水沼委員 ありがとうございます。済みません、質問の通告をしていなかったので、やはりなかなか踏み込んだ回答は難しいと思うんですが、是非、坂井国家公安委員長とも共有して、引き続き、あらゆる手段を駆使して国民の皆様の安全を守る活動をしていただければと思います。

 それでは、また次のテーマに移ってまいります。

 続きましては、若者の孤独・孤立対策についてです。三原大臣、ありがとうございます、御出席いただきまして。

 昨年、残念ながら、小中高生の自殺数が過去最多を更新してしまいました。子供の、そして若者の孤独、孤立、そして社会的孤立に関わる問題は相当に深刻なレベルにあると推察します。

 だからこそ、支援の要請を受けて対処するのではなく、ケアする側が自ら働きかけるアウトリーチ型の孤独・孤立対策が若年層の方には特に求められていると考えます。現状を踏まえた取組を、三原大臣、お答えください。

三原国務大臣 孤独、孤立の問題につきましては、人生のあらゆる場面で誰にでも起こり得るものであり、とりわけ発達段階にある子供の声を拾い上げていくことは大変重要であると認識しております。

 このため、内閣府では、誰にも相談できず、いわゆる孤独、孤立の状況で悩んでいる子供向けに相談窓口を紹介するウェブページを作成して運営しているところでございます。また、子供向けの居場所に関する先駆的な取組を行うNPO等の支援、こうしたことも行っているところでございます。

 引き続き、子供を始めとして、孤独、孤立に悩む人を誰一人取り残さない社会の実現、これを目指して、官民連携プラットフォームなどを通じて、関係省庁やNPO等の関係機関と緊密に連携しながら、全力で取り組んでまいりたいと考えております。
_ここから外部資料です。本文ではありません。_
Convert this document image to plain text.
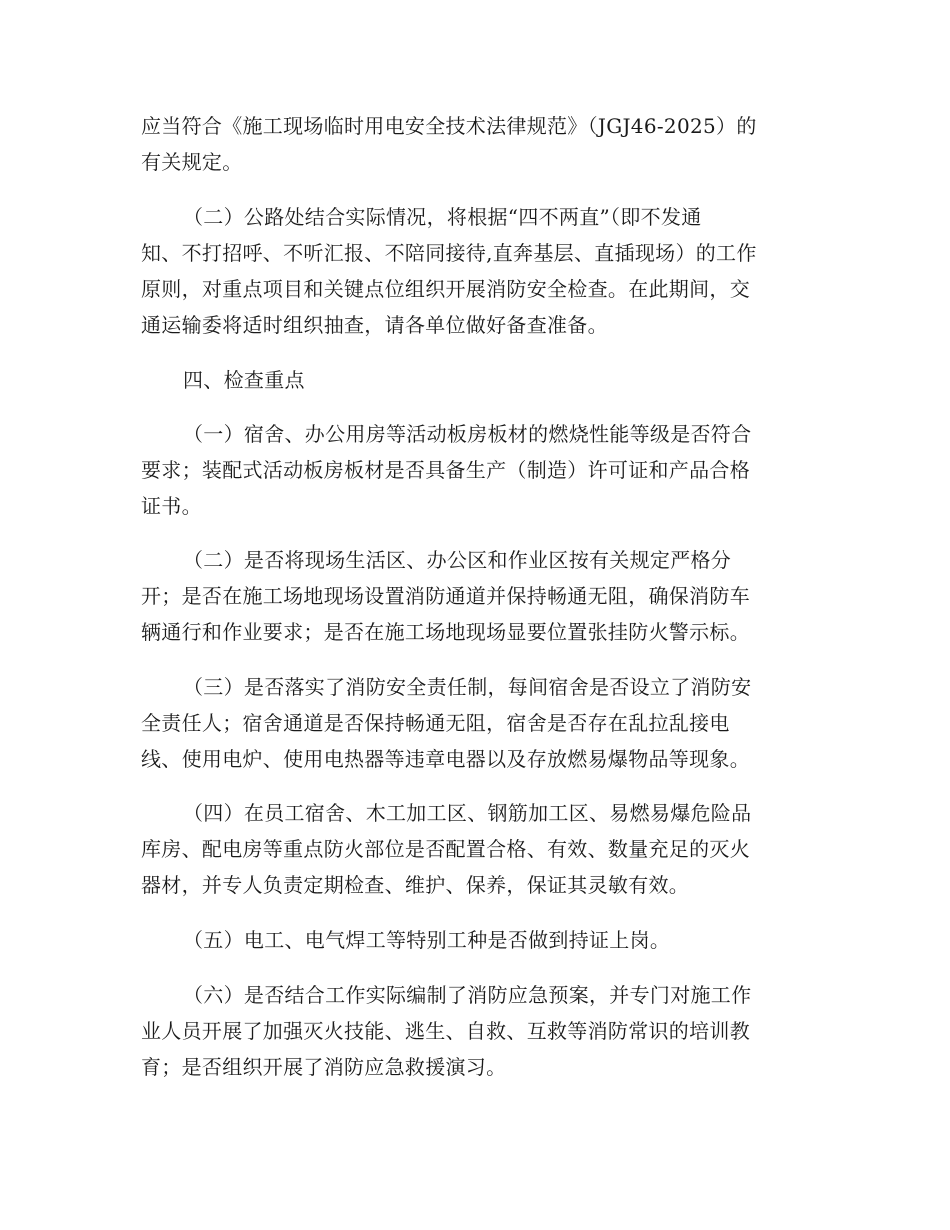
应当符合《施工现场临时用电安全技术法律规范》（JGJ46-2025）的
有关规定。
（二）公路处结合实际情况，将根据“四不两直”（即不发通
知、不打招呼、不听汇报、不陪同接待,直奔基层、直插现场）的工作
原则，对重点项目和关键点位组织开展消防安全检查。在此期间，交
通运输委将适时组织抽查，请各单位做好备查准备。
四、检查重点
（一）宿舍、办公用房等活动板房板材的燃烧性能等级是否符合
要求；装配式活动板房板材是否具备生产（制造）许可证和产品合格
证书。
（二）是否将现场生活区、办公区和作业区按有关规定严格分
开；是否在施工场地现场设置消防通道并保持畅通无阻，确保消防车
辆通行和作业要求；是否在施工场地现场显要位置张挂防火警示标。
（三）是否落实了消防安全责任制，每间宿舍是否设立了消防安
全责任人；宿舍通道是否保持畅通无阻，宿舍是否存在乱拉乱接电
线、使用电炉、使用电热器等违章电器以及存放燃易爆物品等现象。
（四）在员工宿舍、木工加工区、钢筋加工区、易燃易爆危险品
库房、配电房等重点防火部位是否配置合格、有效、数量充足的灭火
器材，并专人负责定期检查、维护、保养，保证其灵敏有效。
（五）电工、电气焊工等特别工种是否做到持证上岗。
（六）是否结合工作实际编制了消防应急预案，并专门对施工作
业人员开展了加强灭火技能、逃生、自救、互救等消防常识的培训教
育；是否组织开展了消防应急救援演习。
水沼委員 ありがとうございます。孤独・孤立担当として全方位で支援をしていらっしゃると思うんですけれども、今の御答弁だと、若年層に特化した支援という観点ではまだまだ取組の余地があるのではないかというふうに理解しました。

 そこで、休眠預金を活用しようというのが次の質問となります。お配りさせていただいた資料を御確認ください。まず、一ですね。御確認ください。

 こちらは、現在、国として、十年以上入出金のない預金である休眠預金を活用して、民間公益活動の支援をしています。

 民間公益活動の定義というのは、配付した資料に書いてあるように三つありまして、一つ目が、なかなか国や地方公共団体では対応することが難しい社会の諸課題の解決を図ることを目的として、三つ、子供及び若者の支援に係る活動、日常生活又は社会生活を営む上での困難を有する者の支援に係る活動、三つ目が、地域社会における活力の低下その他の社会的に困難な状況に直面している地域の支援に係る活動、このような三つに絞られています。

 だからこそ、本制度は、さきの取組、今、孤独・孤立対策をやっていらっしゃると思うんですけれども、この取組を補完し、若年層の孤独や孤立問題におけるピンポイントでの対策に非常に有効な手段であると考えています。

 しかし、裏面を御覧ください。資料二を御覧ください。

 休眠預金は、発生額が、一九年から二三年、書いてあるんですけれども、この発生額から支払い額、この支払い額というのは返還請求のあった額になります、返還請求のあった支払い額を差し引いても、毎年一千億以上の余剰が生じています。

 他方、このお金を差配する日本民間公益活動連携機構、JANPIAというんですけれども、からNPO法人などへ渡る助成金は、これは右側なんですけれども、各年度を見ても、通常枠、緊急枠、どちらを足し合わせても百億円にも満たない額にとどまっています。

 もちろん、国民の皆様の貴重な財産を原資としていますので、助成額だけを増やして事業者のモラルハザードを起こすべきではありません。しかし、私が持っている資料ですとかによりますと、休眠預金の預金者の内訳というと、一口座当たり、実は一万円以下が約九割を占めているんですね。なので、ほぼほぼ一万円以下の眠った預金が集まって今のこの額になっているということです。いずれにしても、その預金がないと家庭での暮らしが立ち行かないという額が残っているとはなかなか考えづらいのではないかなというふうに思っています。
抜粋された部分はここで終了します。